Die beiden Männer scheinen sich sicher zu fühlen. Ohne große Eile betreten sie den Vorraum der Bankfiliale, in dem sich der Geldautomat befindet. Einer hebt den anderen hoch, so dass dieser eine winzige Kamera beim Feuermelder an der Decke montieren kann. Der Sinn der Aktion: Die beiden wollen Kunden beim Eintippen ihrer Geheimzahl ausspähen. "Eine gängige Methode", sagt Jörg Ziercke, Präsident des Bundeskriminalamts (BKA), am Mittwoch in Berlin.

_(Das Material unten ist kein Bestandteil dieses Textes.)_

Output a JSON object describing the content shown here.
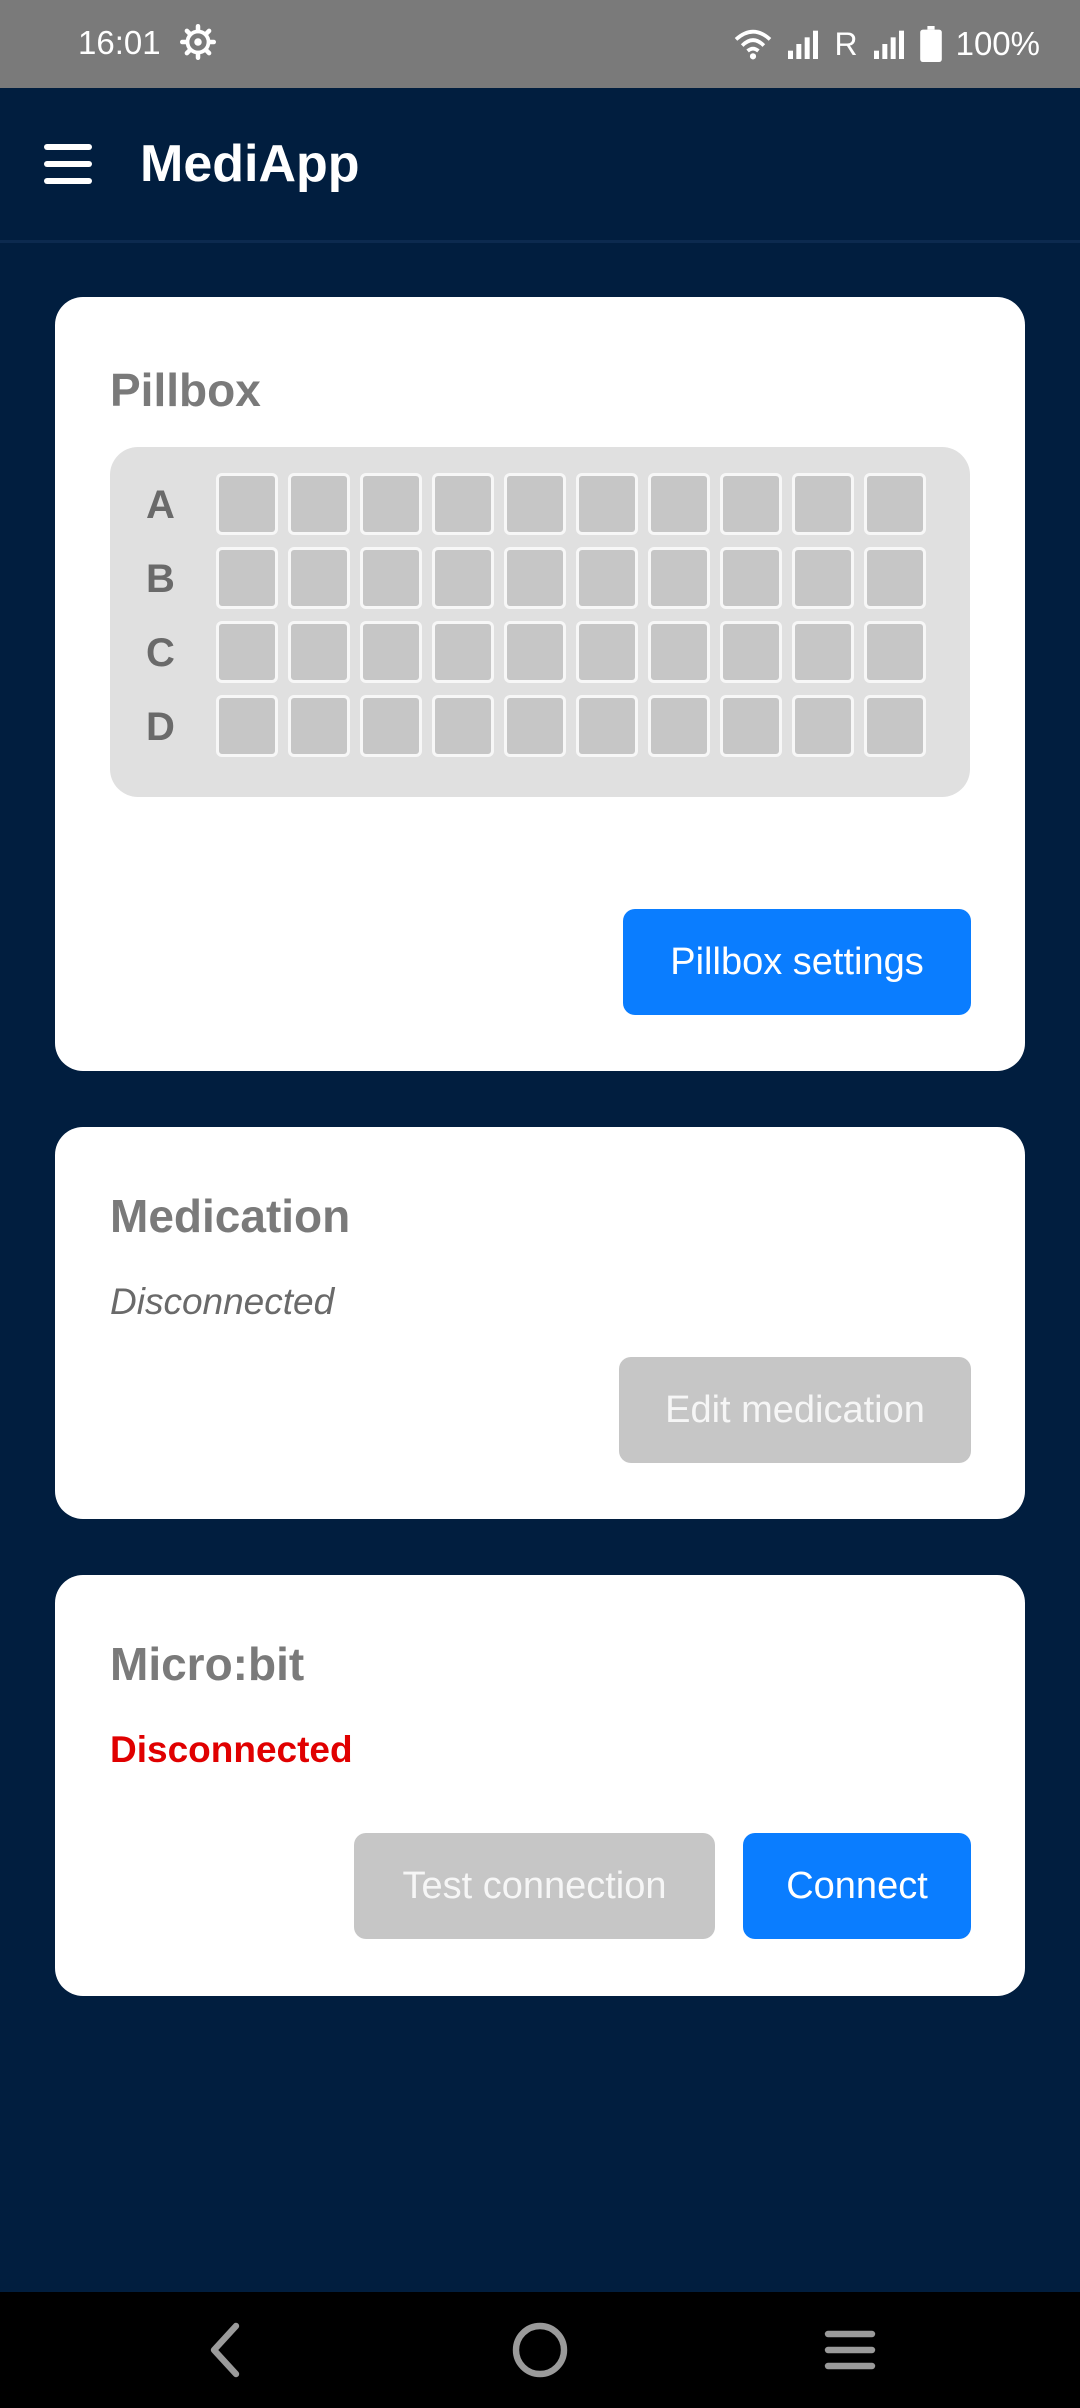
{
  "status_bar": {
    "time": "16:01",
    "carrier": "R",
    "battery": "100%"
  },
  "app_bar": {
    "title": "MediApp"
  },
  "pillbox": {
    "title": "Pillbox",
    "rows": [
      "A",
      "B",
      "C",
      "D"
    ],
    "columns": 10,
    "settings_button": "Pillbox settings"
  },
  "medication": {
    "title": "Medication",
    "status": "Disconnected",
    "edit_button": "Edit medication"
  },
  "microbit": {
    "title": "Micro:bit",
    "status": "Disconnected",
    "test_button": "Test connection",
    "connect_button": "Connect"
  },
  "colors": {
    "background": "#011e3f",
    "accent": "#0a7dff",
    "error": "#e00000",
    "disabled": "#c6c6c6"
  }
}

Laut Bundeskriminalamt manipulieren Kriminelle sehr viel häufiger Geldautomaten als bisher. Allein bei EC-Karten hat sich der Gesamtschaden aus den Betrügereien auf 40 Millionen Euro summiert. (Foto: ag.ddp)

Es ist der Auftakt zu einer internationalen Konferenz zum Thema "Zahlungskartenkriminalität". Mit dem Filmchen aus einer Überwachungskamera im Vorraum einer Bank will Ziercke demonstrieren, wie routiniert die Täter mittlerweile sind. Laut BKA wurden im vergangenen Jahr in Deutschland 964 Geldautomaten manipuliert - 20 Prozent mehr als im Vorjahr. Etwa 120000 Kartenbesitzer seien so ausspioniert worden. Allein bei EC-Karten habe sich der Gesamtschaden aus den Betrügereien - die englisch als Skimming bezeichnet werden - auf 40 Millionen Euro summiert. "Das ist aber nur die Hellziffer", erklärt Ziercke. Die Dunkelziffer liege vermutlich noch deutlich höher, weil viele Banken aus Angst vor Imageverlusten solche Fälle kulant abhandelten.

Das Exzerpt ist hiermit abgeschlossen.